The matriarch of the family, Abrana, cursed at them. Her daughter, kicking and screaming as she was carried away, was arrested and charged with battery.
"I was there when they went down," Zepeda said. "Louie [Santillan] was there too. We were there when the bulldozers went in. They were trying to get the dog out of the way so it wouldn't be trampled by the tractor."
The patriarch of the family, Manuel Arechiga, set up a tent and refused to budge even after the bulldozers knocked down their house. The land was eventually cleared of houses and people.
Few people in the city did as much to get the Dodgers to L.A., and then to their new home in Chavez Ravine, as Roz Wyman.
She was 22 when she became a councilwoman in 1953. She has been credited with successfully pushing to relocate the Dodgers from Brooklyn. Now 81, Wyman is an unabashed Dodgers fan, having counted Walter O'Malley and many a Dodgers blueblood as friends. It always bothered her, she said, that some people thought the Dodgers kicked those people out.
"The Dodgers had absolutely nothing to do with that land being cleared. Nothing to do with it," she said. "The thing was, the land was not productive after the people took their money and moved. No taxes were coming out of it, no revenue, no nothing."
During the last of the Chavez Ravine evictions, the city hired private security for Wyman after she received some threats. Wyman said the anger at her faded, but she knows the bitterness of those evicted remains.
She said she has no regrets.
"It was the first time in Los Angeles that this town pulled together for something," Wyman said. "The Dodgers brought the city together."
For the ravine refugees, however, Dodger Stadium broke their community apart. When the ballpark opened, some threw tomatoes into the parking lot. Many of the people who were evicted are now in their 70s and 80s, and they describe the sadness not only of being separated from friends but of seeing their parents unmoored after having to move away.
Melissa Arechiga, 36, said she recalled her grandfather's distrust of anyone in government in the wake of the battle, from the tax collector to the parking enforcer. Did he hate the Dodgers? Until he died last year, "Grandpa John" was inscrutable. He never went to a game, as far as Arechiga knows. But she said she remembers her granddad listening to Dodgers games, and she thinks "Fernandomania" must have been "bittersweet" for him either way.
Arechiga said that early on, she couldn't relate to some of her family members' abiding anger. She joined a street gang and, like many gang members, adopted the Dodgers' iconic interlocking "L.A." symbol.
"It was not because I was a genuine Dodger fan," she said. "It was more for gang identification. It's kind of ironic."
Now an undergraduate at UC Berkeley, Arechiga has been researching what happened in Chavez Ravine, and her family. On her Facebook page, she posts dozens of old photos of her family's fight to remain on the land. But she also includes happier moments, like her then-young grandmother's wedding, celebrated with neighbors.
When his son goes to a Dodgers game, all Lou Santillan asks is that he bring him a bag of peanuts. Lou doesn't care about the team, but he can't help but feel a connection to the stadium.
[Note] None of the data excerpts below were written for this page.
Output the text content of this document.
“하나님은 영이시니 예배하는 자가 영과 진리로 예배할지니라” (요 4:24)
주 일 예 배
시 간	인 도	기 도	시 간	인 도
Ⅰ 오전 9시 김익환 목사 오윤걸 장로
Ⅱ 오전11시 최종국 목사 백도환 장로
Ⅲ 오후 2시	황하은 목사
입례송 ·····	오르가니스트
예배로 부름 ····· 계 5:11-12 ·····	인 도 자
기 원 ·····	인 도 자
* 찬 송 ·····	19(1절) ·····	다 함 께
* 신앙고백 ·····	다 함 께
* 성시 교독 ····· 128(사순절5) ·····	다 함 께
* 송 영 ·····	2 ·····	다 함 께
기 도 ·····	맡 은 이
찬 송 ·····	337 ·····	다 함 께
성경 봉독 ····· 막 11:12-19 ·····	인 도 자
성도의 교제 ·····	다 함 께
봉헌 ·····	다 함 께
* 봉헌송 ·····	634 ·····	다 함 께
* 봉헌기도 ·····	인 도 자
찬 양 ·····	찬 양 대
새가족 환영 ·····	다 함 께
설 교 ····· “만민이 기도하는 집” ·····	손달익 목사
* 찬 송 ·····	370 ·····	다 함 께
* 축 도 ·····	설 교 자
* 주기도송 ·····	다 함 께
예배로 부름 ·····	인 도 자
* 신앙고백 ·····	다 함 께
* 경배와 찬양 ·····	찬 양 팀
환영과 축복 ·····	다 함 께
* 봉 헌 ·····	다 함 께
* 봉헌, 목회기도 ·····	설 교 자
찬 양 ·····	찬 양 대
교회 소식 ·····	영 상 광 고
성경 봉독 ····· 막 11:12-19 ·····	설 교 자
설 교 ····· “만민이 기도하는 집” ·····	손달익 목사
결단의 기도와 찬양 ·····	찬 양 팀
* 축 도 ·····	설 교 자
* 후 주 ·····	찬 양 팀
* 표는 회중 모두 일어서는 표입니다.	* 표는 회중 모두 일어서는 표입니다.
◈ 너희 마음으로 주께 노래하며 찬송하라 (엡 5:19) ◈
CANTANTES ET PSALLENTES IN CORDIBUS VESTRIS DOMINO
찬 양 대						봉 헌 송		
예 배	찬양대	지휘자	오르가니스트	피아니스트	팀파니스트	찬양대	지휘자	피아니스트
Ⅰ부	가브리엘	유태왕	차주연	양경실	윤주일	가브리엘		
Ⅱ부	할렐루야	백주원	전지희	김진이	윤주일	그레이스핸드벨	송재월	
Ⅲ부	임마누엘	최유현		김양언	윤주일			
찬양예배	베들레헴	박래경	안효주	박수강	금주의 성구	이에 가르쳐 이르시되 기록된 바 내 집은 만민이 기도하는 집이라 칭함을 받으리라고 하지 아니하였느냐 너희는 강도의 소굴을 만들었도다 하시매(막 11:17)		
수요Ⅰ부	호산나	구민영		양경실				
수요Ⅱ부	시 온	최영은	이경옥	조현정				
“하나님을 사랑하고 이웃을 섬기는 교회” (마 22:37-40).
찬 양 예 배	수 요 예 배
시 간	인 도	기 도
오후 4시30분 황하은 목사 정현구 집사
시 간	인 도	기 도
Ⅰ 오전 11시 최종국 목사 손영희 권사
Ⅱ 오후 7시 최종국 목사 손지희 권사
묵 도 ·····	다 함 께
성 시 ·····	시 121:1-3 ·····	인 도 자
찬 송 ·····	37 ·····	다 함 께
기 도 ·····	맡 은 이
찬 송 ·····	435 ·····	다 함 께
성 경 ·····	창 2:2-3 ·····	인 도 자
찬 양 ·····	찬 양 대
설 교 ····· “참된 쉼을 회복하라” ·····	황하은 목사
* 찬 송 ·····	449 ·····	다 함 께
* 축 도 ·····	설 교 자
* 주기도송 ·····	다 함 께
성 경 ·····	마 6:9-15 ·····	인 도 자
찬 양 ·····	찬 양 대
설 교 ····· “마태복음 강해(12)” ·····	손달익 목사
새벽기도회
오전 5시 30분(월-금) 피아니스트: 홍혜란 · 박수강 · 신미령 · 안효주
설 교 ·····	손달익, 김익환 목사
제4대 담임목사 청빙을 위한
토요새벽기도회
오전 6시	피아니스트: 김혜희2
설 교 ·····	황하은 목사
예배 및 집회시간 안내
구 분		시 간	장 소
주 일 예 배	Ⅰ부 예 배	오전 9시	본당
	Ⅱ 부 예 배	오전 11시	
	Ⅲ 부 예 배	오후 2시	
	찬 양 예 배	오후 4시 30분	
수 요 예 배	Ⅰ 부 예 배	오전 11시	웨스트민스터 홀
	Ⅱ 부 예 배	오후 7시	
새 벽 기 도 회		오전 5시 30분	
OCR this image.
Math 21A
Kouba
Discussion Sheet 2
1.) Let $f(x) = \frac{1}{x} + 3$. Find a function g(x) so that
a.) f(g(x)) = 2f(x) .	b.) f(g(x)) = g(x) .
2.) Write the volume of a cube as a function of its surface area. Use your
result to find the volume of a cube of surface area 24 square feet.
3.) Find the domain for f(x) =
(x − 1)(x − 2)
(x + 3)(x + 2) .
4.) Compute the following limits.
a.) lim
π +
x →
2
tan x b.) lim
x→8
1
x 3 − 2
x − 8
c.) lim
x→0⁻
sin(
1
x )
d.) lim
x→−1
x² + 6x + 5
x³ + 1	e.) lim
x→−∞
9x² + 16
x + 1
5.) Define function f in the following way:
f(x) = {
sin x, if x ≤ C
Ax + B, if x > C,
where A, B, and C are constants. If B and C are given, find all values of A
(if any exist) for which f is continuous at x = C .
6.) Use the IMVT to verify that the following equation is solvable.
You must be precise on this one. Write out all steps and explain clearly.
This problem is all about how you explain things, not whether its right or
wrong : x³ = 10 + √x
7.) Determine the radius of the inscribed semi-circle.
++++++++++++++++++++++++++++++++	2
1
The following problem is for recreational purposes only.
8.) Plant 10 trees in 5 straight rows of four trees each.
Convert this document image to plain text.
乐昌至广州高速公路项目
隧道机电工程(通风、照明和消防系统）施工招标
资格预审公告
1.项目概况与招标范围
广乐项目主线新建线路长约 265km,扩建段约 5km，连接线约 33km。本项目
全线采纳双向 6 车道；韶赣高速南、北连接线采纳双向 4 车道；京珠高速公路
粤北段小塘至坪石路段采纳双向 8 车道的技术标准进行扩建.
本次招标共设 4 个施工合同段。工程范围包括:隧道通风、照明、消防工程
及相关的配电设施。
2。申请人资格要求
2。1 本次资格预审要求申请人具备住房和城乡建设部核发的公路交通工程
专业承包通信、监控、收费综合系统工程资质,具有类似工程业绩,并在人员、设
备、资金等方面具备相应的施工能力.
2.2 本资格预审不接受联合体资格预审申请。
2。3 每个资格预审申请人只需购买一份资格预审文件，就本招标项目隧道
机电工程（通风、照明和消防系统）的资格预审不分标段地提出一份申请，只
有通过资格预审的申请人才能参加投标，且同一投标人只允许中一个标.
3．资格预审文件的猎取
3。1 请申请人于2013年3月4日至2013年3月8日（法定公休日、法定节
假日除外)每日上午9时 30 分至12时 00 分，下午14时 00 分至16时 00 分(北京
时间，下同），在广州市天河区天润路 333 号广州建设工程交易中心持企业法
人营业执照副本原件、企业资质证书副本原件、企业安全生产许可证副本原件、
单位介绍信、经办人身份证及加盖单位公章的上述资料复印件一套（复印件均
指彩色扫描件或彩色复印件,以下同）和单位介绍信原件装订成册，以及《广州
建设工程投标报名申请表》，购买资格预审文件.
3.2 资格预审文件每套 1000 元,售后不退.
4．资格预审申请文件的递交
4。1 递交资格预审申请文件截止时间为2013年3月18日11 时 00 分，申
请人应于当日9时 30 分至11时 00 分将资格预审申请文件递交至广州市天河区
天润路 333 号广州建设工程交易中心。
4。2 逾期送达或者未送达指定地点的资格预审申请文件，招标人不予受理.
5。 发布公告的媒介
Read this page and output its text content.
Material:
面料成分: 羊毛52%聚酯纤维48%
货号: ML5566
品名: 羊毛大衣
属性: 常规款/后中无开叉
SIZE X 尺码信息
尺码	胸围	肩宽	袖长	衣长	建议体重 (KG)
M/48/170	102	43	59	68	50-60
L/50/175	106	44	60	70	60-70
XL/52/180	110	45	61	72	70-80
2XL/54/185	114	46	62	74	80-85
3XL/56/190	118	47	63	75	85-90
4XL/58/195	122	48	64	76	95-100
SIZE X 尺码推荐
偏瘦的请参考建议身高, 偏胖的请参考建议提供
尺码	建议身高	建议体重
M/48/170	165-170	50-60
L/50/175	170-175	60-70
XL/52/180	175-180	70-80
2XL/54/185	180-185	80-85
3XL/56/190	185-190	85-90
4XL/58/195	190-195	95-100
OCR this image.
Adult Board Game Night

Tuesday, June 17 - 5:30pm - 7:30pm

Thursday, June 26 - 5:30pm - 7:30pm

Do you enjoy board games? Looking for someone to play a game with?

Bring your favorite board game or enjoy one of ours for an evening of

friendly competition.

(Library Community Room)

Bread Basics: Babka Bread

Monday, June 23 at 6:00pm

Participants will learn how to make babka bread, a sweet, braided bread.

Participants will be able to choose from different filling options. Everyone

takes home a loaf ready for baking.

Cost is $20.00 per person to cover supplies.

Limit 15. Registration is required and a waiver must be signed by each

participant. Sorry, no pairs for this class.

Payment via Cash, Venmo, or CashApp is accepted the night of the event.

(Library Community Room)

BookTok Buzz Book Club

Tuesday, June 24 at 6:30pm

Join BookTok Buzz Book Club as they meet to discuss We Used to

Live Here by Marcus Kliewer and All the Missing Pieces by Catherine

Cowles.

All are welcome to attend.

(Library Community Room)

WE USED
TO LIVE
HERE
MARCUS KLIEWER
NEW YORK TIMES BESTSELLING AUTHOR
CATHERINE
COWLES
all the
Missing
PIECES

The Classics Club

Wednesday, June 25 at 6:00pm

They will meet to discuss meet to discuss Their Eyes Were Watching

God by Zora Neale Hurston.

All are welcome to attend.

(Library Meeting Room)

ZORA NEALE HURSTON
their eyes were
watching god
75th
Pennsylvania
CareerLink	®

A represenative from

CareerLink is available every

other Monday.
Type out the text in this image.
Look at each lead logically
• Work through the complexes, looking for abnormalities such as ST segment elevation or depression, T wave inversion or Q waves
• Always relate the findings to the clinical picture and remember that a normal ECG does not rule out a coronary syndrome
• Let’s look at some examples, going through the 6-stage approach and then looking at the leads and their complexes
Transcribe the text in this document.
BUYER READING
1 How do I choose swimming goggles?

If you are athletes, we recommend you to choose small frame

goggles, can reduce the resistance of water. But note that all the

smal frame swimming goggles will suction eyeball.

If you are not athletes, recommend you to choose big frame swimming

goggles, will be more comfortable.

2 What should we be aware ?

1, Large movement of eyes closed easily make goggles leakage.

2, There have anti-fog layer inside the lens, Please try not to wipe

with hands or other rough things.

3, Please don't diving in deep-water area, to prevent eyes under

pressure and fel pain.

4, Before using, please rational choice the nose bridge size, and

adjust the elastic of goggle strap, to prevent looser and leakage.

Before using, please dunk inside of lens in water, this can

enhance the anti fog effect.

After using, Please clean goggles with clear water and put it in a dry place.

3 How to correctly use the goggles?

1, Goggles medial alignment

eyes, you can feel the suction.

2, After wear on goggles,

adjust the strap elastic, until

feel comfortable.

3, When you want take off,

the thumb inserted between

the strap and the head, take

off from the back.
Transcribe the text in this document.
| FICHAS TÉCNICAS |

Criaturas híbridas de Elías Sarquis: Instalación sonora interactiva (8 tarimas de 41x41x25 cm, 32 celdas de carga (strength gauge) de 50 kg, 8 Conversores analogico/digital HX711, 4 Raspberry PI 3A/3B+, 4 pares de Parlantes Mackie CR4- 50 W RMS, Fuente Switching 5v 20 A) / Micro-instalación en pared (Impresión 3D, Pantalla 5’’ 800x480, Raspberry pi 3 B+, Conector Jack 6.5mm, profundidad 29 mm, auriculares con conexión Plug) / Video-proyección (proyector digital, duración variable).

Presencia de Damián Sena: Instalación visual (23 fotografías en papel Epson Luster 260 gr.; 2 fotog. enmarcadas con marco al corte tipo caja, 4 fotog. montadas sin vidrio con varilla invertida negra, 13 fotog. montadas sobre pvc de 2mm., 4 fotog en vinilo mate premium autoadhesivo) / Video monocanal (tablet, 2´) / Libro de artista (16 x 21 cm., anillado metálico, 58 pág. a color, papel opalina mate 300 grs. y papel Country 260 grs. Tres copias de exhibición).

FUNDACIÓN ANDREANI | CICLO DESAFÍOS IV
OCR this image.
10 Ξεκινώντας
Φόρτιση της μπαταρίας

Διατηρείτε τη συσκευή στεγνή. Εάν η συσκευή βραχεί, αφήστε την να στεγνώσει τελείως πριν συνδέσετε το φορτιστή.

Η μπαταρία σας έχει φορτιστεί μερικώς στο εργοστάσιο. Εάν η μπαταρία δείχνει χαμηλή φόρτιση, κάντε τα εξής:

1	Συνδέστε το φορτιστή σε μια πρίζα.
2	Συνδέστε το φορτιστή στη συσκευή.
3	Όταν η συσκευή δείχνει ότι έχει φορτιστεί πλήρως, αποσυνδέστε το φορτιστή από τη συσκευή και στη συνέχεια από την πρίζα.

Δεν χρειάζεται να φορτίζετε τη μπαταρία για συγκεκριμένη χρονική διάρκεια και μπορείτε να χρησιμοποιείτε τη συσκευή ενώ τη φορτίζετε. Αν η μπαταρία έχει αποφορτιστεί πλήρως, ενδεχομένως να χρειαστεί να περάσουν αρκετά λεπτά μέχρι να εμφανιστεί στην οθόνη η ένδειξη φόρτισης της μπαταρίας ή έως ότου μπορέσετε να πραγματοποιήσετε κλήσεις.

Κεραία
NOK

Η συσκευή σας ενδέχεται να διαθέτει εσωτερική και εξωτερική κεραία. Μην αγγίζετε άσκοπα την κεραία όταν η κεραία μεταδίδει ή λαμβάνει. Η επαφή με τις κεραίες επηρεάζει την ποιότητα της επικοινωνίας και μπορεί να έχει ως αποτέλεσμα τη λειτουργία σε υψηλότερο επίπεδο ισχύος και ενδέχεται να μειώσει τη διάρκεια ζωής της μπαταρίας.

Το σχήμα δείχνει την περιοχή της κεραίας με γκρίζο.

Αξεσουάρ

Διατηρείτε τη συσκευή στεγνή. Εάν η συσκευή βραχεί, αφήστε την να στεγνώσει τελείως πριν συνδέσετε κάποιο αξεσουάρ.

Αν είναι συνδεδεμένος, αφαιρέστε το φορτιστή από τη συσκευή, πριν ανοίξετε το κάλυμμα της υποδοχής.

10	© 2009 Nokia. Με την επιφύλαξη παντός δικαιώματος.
"There's an old Mexican custom that where you're born, the umbilical cord is buried. Mine's buried under third base," Lou said. "And I hate home runs, 'cause every time they step on third base, my stomach hurts."
Sitting just yards from the parking lot of the pretty stadium — underneath which many of their happiest and saddest memories are buried — his friends roared with laughter.
"When you see Louie, tell him that Al said that they should have buried him and left the umbilical cord out there," Zepeda said. "He should have been buried there, not the cord!"